When to reach for something else
- The answer is a frequency or amount, not an opinion — use a rating scale.
- The statement is double-barreled — split it into two clean statements.
- You’re asking for a category or a choice — use multiple choice.
Sample question
“How much do you agree or disagree with the following statement: “The onboarding process was easy to follow.””
Best practices
- Keep the scale symmetric — equal agree and disagree points around the middle.
- Write one idea per statement; kill double-barreled wording.
- Balance positively and negatively worded statements to counter acquiescence bias.
- Label every point when you can, so the steps read as evenly spaced.
- Decide whether a neutral midpoint is a real answer for your topic.
Data & reporting
Each statement stores the chosen agreement level. A battery of statements is presented and stored as a grid — one row per statement — and exports as row=value pairs. Reports show the distribution across agreement levels for each statement, so you can compare which statements skew agree vs. disagree.
Accessibility
Each statement is an accessible, labeled radio group; respondents move between points with the arrow keys, and the statement text plus the chosen level are announced together so the scale reads correctly aloud.
Compared to SurveyMonkey
Both support agree–disagree batteries; Surveti keeps the per-statement distributions and crosstabs in the same workspace, so comparing statements across segments doesn’t mean an export.
Frequently asked questions
What’s the difference between a Likert scale and a rating scale?

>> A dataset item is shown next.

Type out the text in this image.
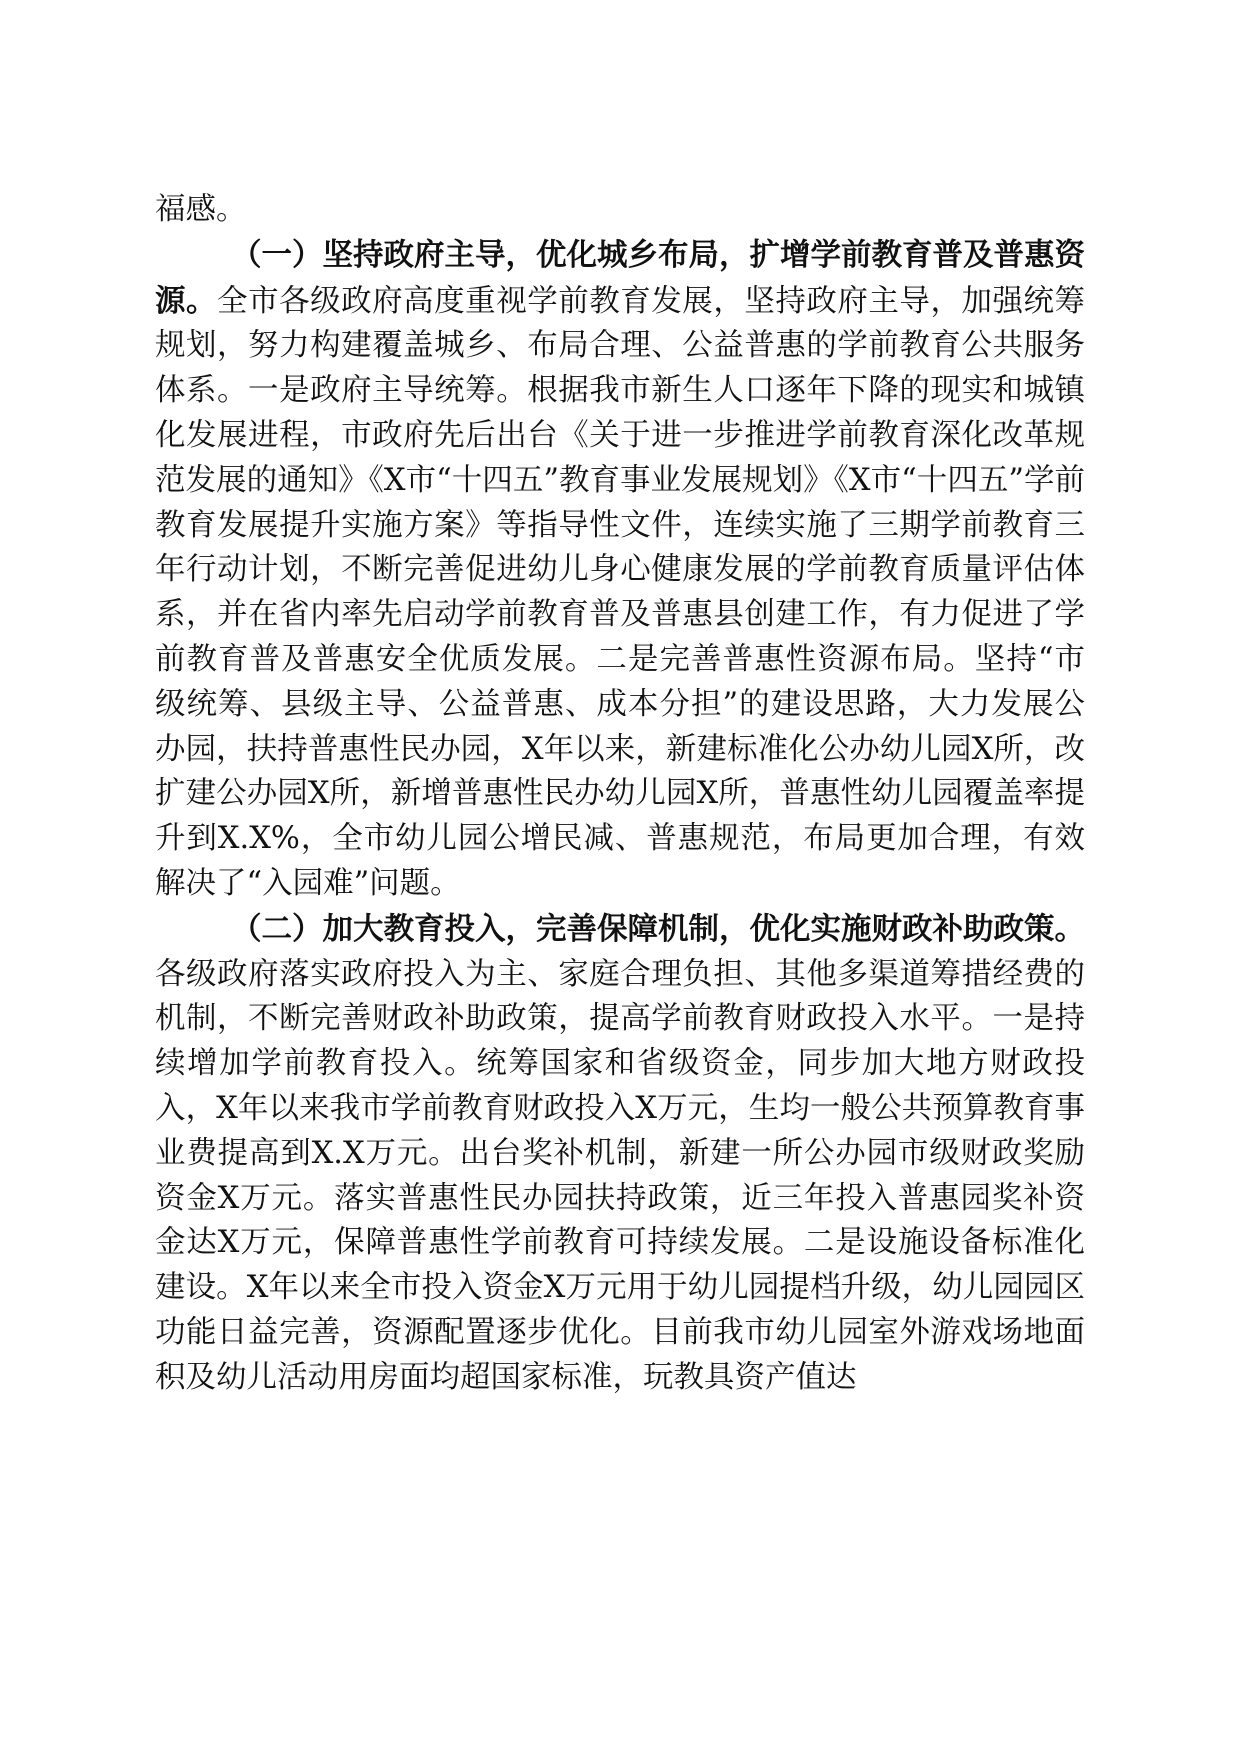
福感。

（一）坚持政府主导，优化城乡布局，扩增学前教育普及普惠资源。全市各级政府高度重视学前教育发展，坚持政府主导，加强统筹规划，努力构建覆盖城乡、布局合理、公益普惠的学前教育公共服务体系。一是政府主导统筹。根据我市新生人口逐年下降的现实和城镇化发展进程，市政府先后出台《关于进一步推进学前教育深化改革规范发展的通知》《X市“十四五”教育事业发展规划》《X市“十四五”学前教育发展提升实施方案》等指导性文件，连续实施了三期学前教育三年行动计划，不断完善促进幼儿身心健康发展的学前教育质量评估体系，并在省内率先启动学前教育普及普惠县创建工作，有力促进了学前教育普及普惠安全优质发展。二是完善普惠性资源布局。坚持“市级统筹、县级主导、公益普惠、成本分担”的建设思路，大力发展公办园，扶持普惠性民办园，X年以来，新建标准化公办幼儿园X所，改扩建公办园X所，新增普惠性民办幼儿园X所，普惠性幼儿园覆盖率提升到X.X%，全市幼儿园公增民减、普惠规范，布局更加合理，有效解决了“入园难”问题。

（二）加大教育投入，完善保障机制，优化实施财政补助政策。各级政府落实政府投入为主、家庭合理负担、其他多渠道筹措经费的机制，不断完善财政补助政策，提高学前教育财政投入水平。一是持续增加学前教育投入。统筹国家和省级资金，同步加大地方财政投入，X年以来我市学前教育财政投入X万元，生均一般公共预算教育事业费提高到X.X万元。出台奖补机制，新建一所公办园市级财政奖励资金X万元。落实普惠性民办园扶持政策，近三年投入普惠园奖补资金达X万元，保障普惠性学前教育可持续发展。二是设施设备标准化建设。X年以来全市投入资金X万元用于幼儿园提档升级，幼儿园园区功能日益完善，资源配置逐步优化。目前我市幼儿园室外游戏场地面积及幼儿活动用房面均超国家标准，玩教具资产值达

A Likert scale is specifically a symmetric agree–disagree scale applied to a statement. A rating scale is a more general numeric measure of intensity — satisfaction, likelihood, quality. Likert is a specialized, balanced form of rating.
How many points should a Likert scale have?
Five and seven points are the most common. Five is quick and fully labelable; seven captures finer nuance. Keep it symmetric so agreement and disagreement have equal room.
Should I mix positive and negative statements?
Yes — balancing positively and negatively worded statements helps catch acquiescence bias, where respondents agree by habit. Just remember to reverse-code the negatives when you analyze.